Radiohead have long trafficked in existential dread and political anger, and in a wider sense of twitchy bereftness that bends to fit any number of scenarios – their very own aural shade of Yves Klein blue, maybe, just a little more bruised. This arresting ninth album is bathed in it.
Overshadowed by the break-up of singer Thom Yorke’s relationship, announced last year, A Moon Shaped Pool finds the band mining their long and deep back catalogue, while pushing their compositional skills relentlessly forwards. Where 2011’s more granular and underrated The King of Limbs revelled in beats, A Moon Shaped Pool marks a frequent relaxation into more conventional songcraft – manna from heaven for a certain stripe of Radiohead fan. Jonny Greenwood’s film score sideline pays dividends, too, in the string arrangements and modern classical introduction to Glass Eyes.

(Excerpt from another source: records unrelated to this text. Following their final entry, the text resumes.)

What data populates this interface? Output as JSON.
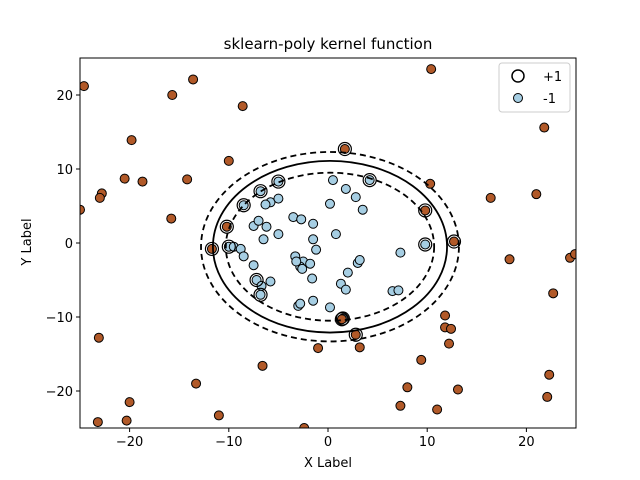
{
  "chart_data": {
    "type": "scatter",
    "title": "sklearn-poly kernel function",
    "xlabel": "X Label",
    "ylabel": "Y Label",
    "xlim": [
      -25,
      25
    ],
    "ylim": [
      -25,
      25
    ],
    "xticks": [
      -20,
      -10,
      0,
      10,
      20
    ],
    "yticks": [
      -20,
      -10,
      0,
      10,
      20
    ],
    "tick_labels": {
      "x": [
        "−20",
        "−10",
        "0",
        "10",
        "20"
      ],
      "y": [
        "−20",
        "−10",
        "0",
        "10",
        "20"
      ]
    },
    "grid": false,
    "legend": {
      "placement": "top-right",
      "entries": [
        {
          "label": "+1",
          "marker": "open-circle"
        },
        {
          "label": "-1",
          "marker": "filled-circle"
        }
      ]
    },
    "colors": {
      "class_a": "#a6cee3",
      "class_b": "#b15928",
      "edge": "#000000"
    },
    "decision_boundary": {
      "cx": 0.2,
      "cy": -0.5,
      "rx": 11.8,
      "ry": 11.6
    },
    "margins": [
      {
        "cx": 0.2,
        "cy": -0.5,
        "rx": 10.5,
        "ry": 10.0
      },
      {
        "cx": 0.2,
        "cy": -0.5,
        "rx": 13.0,
        "ry": 12.8
      }
    ],
    "series": [
      {
        "values": [
          [
            -8.5,
            5.1
          ],
          [
            -6.8,
            7.0
          ],
          [
            -5,
            8.3
          ],
          [
            -5.8,
            5.5
          ],
          [
            -6.3,
            5.2
          ],
          [
            -5,
            6
          ],
          [
            -7.5,
            2.3
          ],
          [
            -7,
            3
          ],
          [
            -6.5,
            0.5
          ],
          [
            -6.2,
            2.2
          ],
          [
            -5,
            1.2
          ],
          [
            -3.5,
            3.5
          ],
          [
            -2.7,
            3.2
          ],
          [
            -1.5,
            2.6
          ],
          [
            -1.5,
            0.5
          ],
          [
            -10,
            -0.5
          ],
          [
            -9.5,
            -0.5
          ],
          [
            -8.8,
            -0.8
          ],
          [
            -8.5,
            -1.8
          ],
          [
            -7.5,
            -3
          ],
          [
            -7.2,
            -5
          ],
          [
            -6.7,
            -5.8
          ],
          [
            -6.8,
            -7
          ],
          [
            -5.8,
            -5.2
          ],
          [
            -3.3,
            -1.8
          ],
          [
            -2.5,
            -2.5
          ],
          [
            -2.8,
            -3.2
          ],
          [
            -3.2,
            -2.5
          ],
          [
            -1.8,
            -2.8
          ],
          [
            -1.2,
            -0.9
          ],
          [
            -1.6,
            -4.8
          ],
          [
            -2.6,
            -3.5
          ],
          [
            -3,
            -8.5
          ],
          [
            -2.8,
            -8.2
          ],
          [
            -1.5,
            -7.8
          ],
          [
            0.2,
            -8.7
          ],
          [
            0.8,
            1.2
          ],
          [
            0.5,
            8.5
          ],
          [
            0.2,
            5.3
          ],
          [
            1.8,
            7.3
          ],
          [
            2.8,
            6.2
          ],
          [
            3.5,
            4.5
          ],
          [
            4.2,
            8.5
          ],
          [
            1.3,
            -5.5
          ],
          [
            2,
            -4
          ],
          [
            1.8,
            -6.3
          ],
          [
            3,
            -2.7
          ],
          [
            3.2,
            -2.3
          ],
          [
            7.3,
            -1.3
          ],
          [
            6.5,
            -6.5
          ],
          [
            7.1,
            -6.4
          ],
          [
            9.8,
            -0.2
          ],
          [
            1.5,
            -10.2
          ]
        ]
      },
      {
        "values": [
          [
            -25,
            4.5
          ],
          [
            -24.6,
            21.2
          ],
          [
            -22.8,
            6.7
          ],
          [
            -23,
            6.1
          ],
          [
            -20.5,
            8.7
          ],
          [
            -19.8,
            13.9
          ],
          [
            -18.7,
            8.3
          ],
          [
            -15.7,
            20
          ],
          [
            -15.8,
            3.3
          ],
          [
            -14.2,
            8.6
          ],
          [
            -13.6,
            22.1
          ],
          [
            -10,
            11.1
          ],
          [
            -8.6,
            18.5
          ],
          [
            -10.2,
            2.2
          ],
          [
            -11.7,
            -0.8
          ],
          [
            -23.1,
            -12.8
          ],
          [
            -23.2,
            -24.2
          ],
          [
            -20.3,
            -24
          ],
          [
            -20,
            -21.5
          ],
          [
            -13.3,
            -19
          ],
          [
            -11,
            -23.3
          ],
          [
            -6.6,
            -16.6
          ],
          [
            -2.4,
            -25
          ],
          [
            -1,
            -14.2
          ],
          [
            1.7,
            12.7
          ],
          [
            1.4,
            -10.3
          ],
          [
            2.8,
            -12.4
          ],
          [
            3.2,
            -14.1
          ],
          [
            7.3,
            -22
          ],
          [
            8,
            -19.5
          ],
          [
            9.4,
            -15.8
          ],
          [
            10.3,
            8
          ],
          [
            9.8,
            4.4
          ],
          [
            12.7,
            0.2
          ],
          [
            11,
            -22.5
          ],
          [
            11.8,
            -9.8
          ],
          [
            11.8,
            -11.4
          ],
          [
            12.4,
            -11.6
          ],
          [
            12.2,
            -13.6
          ],
          [
            13.1,
            -19.8
          ],
          [
            16.4,
            6.1
          ],
          [
            18.3,
            -2.2
          ],
          [
            21,
            6.6
          ],
          [
            21.8,
            15.6
          ],
          [
            10.4,
            23.5
          ],
          [
            22.3,
            -17.8
          ],
          [
            22.1,
            -20.8
          ],
          [
            22.7,
            -6.8
          ],
          [
            24.4,
            -2
          ],
          [
            24.9,
            -1.5
          ]
        ]
      }
    ],
    "support_vectors": [
      [
        -8.5,
        5.1
      ],
      [
        -6.8,
        7.0
      ],
      [
        -5,
        8.3
      ],
      [
        -10,
        -0.5
      ],
      [
        -7.2,
        -5
      ],
      [
        -6.8,
        -7
      ],
      [
        4.2,
        8.5
      ],
      [
        1.5,
        -10.2
      ],
      [
        9.8,
        -0.2
      ],
      [
        1.7,
        12.7
      ],
      [
        -10.2,
        2.2
      ],
      [
        -11.7,
        -0.8
      ],
      [
        1.4,
        -10.3
      ],
      [
        2.8,
        -12.4
      ],
      [
        9.8,
        4.4
      ],
      [
        12.7,
        0.2
      ]
    ]
  }
}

The album starts and finishes on two older songs, material reworked in the light of new developments. Dating from as long ago as the Hail to the Thief sessions, Burn the Witch is A Moon Shaped Pool’s most forthright political statement, a warning against scapegoating outsiders that trailed the album’s release with a startling stop-motion animation video.

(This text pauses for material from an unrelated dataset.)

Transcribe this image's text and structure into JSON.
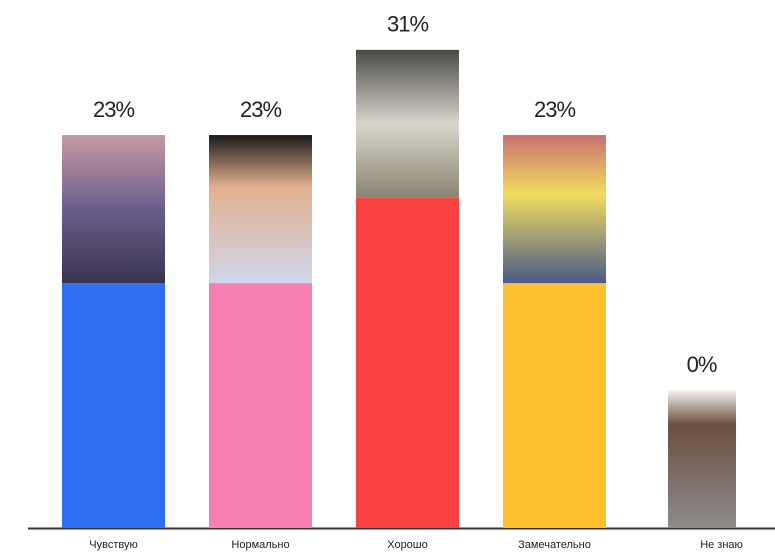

At the far end of the tracklisting is True Love Waits, a relic that has been around since circa 1995. The title may tilt at the religion-inspired US celibacy movement, but the song – now made up of piano, vocals and percussion that sounds like a beetle using a typewriter – is about a fraught sense of love. (The “lollipops and crisps” line refers to a mother who left her young child alone for days with junk food). It climaxes with the words “don’t leave”.
You would not want to be so crass as to call this Radiohead’s break-up album; after all, there are four other band members. A song such as The Numbers (formerly known as Silent Spring) uses found sound, a little cosmic jazz, folk-rock acoustic guitar and accusatory strings to seethe specifically about ecocide. Ful Stop, meanwhile, is six minutes of encroaching electronic menace whose lyrics self-flagellate quite mercilessly.
But a few songs appear to conjoin macro with micro, with a sense of loss that encompasses disintegration on the home front and in the wider world. Daydreaming is one. “The damage is done,” Yorke sings, even more exhausted than usual. Things have got “beyond the point of no return”, and “this goes beyond me/Beyond you”. The coda is back-masked and sinister: “Half of my life,” it goes, according to people who have played it backwards. At a guess, it’s the 23 years the 47-year-old Yorke spent with the mother of his children, crowning a piano-led ballad in which it is easy to read divorce as well as disaster.